I have never been considered pretty. I was born with blonde hair, but my mother says it had turned brown by the time I was two. My freckled nose is too small for my face, and I have an overly large forehead. My eyes, I suppose, are my only remotely attractive feature—clear, almost incandescent blue stones set into a totally ordinary face, but they are nearly blind without my contacts. I am tall, with a large frame, but I am scrawny.
I would have been much happier with myself if I had some talent, something, to set me apart from the others in the village. Perhaps if I'd been born Force-sensitive.
The sky is clear today, as usual, and of Dantooine's two large moons, only a slim crescent of one is visible. The fair weather mocks me as I walk along through the long grasses towards my home.

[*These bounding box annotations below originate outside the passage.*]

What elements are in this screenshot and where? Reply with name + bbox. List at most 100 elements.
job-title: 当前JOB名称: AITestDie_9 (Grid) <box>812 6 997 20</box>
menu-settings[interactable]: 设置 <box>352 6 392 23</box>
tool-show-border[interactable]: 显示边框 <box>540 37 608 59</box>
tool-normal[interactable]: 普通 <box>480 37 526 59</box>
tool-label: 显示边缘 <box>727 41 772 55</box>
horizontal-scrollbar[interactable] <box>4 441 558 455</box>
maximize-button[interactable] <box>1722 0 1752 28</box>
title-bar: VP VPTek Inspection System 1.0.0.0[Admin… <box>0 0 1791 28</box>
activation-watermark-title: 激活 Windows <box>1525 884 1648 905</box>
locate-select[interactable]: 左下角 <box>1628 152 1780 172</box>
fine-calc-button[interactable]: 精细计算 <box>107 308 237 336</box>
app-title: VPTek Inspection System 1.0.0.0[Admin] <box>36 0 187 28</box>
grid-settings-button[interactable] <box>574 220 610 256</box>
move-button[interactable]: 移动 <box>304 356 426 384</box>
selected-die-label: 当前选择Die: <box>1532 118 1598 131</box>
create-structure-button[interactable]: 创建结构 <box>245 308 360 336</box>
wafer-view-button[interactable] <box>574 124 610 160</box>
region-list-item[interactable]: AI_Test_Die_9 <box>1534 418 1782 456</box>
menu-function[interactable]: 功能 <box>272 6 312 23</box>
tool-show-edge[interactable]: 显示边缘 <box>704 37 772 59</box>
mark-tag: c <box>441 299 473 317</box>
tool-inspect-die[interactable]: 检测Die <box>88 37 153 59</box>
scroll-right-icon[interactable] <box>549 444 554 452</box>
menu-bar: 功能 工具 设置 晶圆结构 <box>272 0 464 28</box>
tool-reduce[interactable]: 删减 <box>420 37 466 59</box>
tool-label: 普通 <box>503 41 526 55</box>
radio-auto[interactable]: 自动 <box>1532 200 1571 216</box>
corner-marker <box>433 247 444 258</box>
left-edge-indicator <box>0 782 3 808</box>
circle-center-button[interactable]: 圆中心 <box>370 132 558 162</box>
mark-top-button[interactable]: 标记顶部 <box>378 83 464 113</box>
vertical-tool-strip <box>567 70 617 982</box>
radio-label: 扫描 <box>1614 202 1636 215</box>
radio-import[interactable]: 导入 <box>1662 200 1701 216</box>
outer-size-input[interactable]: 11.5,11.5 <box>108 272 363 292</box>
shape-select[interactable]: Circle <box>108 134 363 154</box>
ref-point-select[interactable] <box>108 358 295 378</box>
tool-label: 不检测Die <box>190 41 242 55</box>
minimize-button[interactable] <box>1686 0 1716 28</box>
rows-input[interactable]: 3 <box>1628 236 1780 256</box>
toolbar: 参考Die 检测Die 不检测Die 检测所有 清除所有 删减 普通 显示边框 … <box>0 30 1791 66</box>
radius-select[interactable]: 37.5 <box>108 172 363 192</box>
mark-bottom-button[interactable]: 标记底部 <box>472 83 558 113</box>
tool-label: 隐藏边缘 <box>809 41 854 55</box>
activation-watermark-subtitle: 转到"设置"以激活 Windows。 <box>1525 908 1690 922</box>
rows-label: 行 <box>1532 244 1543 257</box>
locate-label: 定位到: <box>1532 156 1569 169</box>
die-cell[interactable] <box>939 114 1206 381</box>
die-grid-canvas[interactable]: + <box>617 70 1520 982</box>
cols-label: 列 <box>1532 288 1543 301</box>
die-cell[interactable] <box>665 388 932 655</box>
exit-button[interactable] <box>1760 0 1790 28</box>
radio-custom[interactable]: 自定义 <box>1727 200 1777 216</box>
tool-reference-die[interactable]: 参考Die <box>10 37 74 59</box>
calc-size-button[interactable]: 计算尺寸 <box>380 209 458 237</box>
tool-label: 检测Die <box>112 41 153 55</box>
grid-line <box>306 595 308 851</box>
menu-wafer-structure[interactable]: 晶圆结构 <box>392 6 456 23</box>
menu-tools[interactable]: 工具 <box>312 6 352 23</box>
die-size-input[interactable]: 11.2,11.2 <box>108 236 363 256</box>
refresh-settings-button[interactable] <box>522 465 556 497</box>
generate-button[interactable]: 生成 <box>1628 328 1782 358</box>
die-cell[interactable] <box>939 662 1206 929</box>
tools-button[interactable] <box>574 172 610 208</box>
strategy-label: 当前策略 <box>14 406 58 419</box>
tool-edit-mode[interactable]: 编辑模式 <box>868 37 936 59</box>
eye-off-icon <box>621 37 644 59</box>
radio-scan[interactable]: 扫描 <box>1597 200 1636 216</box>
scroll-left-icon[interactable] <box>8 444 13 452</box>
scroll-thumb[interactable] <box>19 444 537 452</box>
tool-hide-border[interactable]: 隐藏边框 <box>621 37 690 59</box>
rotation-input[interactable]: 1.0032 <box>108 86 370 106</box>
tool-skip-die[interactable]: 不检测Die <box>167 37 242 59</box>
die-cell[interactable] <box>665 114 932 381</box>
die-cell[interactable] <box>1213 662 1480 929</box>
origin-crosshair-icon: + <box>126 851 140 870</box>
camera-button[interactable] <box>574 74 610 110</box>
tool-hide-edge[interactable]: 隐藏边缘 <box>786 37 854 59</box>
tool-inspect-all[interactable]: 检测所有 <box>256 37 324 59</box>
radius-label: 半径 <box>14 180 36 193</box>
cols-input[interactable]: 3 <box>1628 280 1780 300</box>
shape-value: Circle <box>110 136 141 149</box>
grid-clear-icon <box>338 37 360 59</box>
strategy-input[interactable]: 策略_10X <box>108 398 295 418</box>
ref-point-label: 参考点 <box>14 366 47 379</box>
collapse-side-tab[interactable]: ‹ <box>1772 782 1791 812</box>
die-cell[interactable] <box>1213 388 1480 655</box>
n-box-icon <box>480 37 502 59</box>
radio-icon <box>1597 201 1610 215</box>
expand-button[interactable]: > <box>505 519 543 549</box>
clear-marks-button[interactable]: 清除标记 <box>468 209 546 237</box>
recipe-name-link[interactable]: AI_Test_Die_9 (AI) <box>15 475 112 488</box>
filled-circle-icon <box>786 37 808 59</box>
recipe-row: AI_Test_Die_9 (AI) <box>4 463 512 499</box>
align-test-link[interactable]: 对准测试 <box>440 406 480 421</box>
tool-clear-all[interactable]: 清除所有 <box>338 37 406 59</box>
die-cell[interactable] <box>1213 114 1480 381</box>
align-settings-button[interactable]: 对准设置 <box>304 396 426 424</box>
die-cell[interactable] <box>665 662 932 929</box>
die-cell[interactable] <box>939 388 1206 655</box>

I shift the handle of the bucket in my hand, which aches under the concentrated weight of the water. We are farmers, my family and I, but though the soil here is fertile, the lack of rain makes growing crops difficult. Irrigation systems are expensive, and we are poor, so until we can save enough for one, my young sister and I make many trips each day to the nearby stream. She trots along beside me, her small bucket nearly weightless, and she is as energetic as ever, golden curls bouncing as she skips. She sings a simple rhyme as she goes.
"Emelle," I say, and she turns at the sound of her name, "slow down. You'll spill the water."
She giggles, showing a half a mouthful of tiny teeth, and swings her bucket around, forcing me to duck out of the way. My own pail flies from my hand, dumping all its contents onto a small shrub. I groan and pull at my hair in anger.
"Em!" I shout, reaching out to maul her, but she hops nimbly out of the way, laughing giddily. When I make another grab at her, she turns and runs as fast as her four-year-old feet will carry her over the remaining distance to the house. I turn, still seething, and head back to the stream to refill my bucket.
Hoisting the dripping metal container off the ground, I start on my way back home. In the distance, I can hear the whine of a landspeeder. Listening—for lack of anything else to do—I am able to discern that it is coming toward me. If it is someone I know, they might be willing to give me a ride. I slow my pace hopefully as it draws nearer.
It shoots out around a corner of a bluff not far from where I'm walking, and I see the driver is a young, teenaged boy. I don't recognize him, so I hurry my steps a bit to get out of his way, but I stop when I hear him yelling something at me. I turn to see what he's saying; I can't make it out over the noise of the engine.
"What?" I call to him, but he doesn't seem to be paying anymore attention to me. His eyes are squeezed closed, as if in concentration on something, and the speeder is heading straight at me. Something invisible pushes me slightly to the side, and I stumble, but it's not enough to clear the vehicle's path. It slams into me with a crunch and an explosion of pain, and then my world goes dark.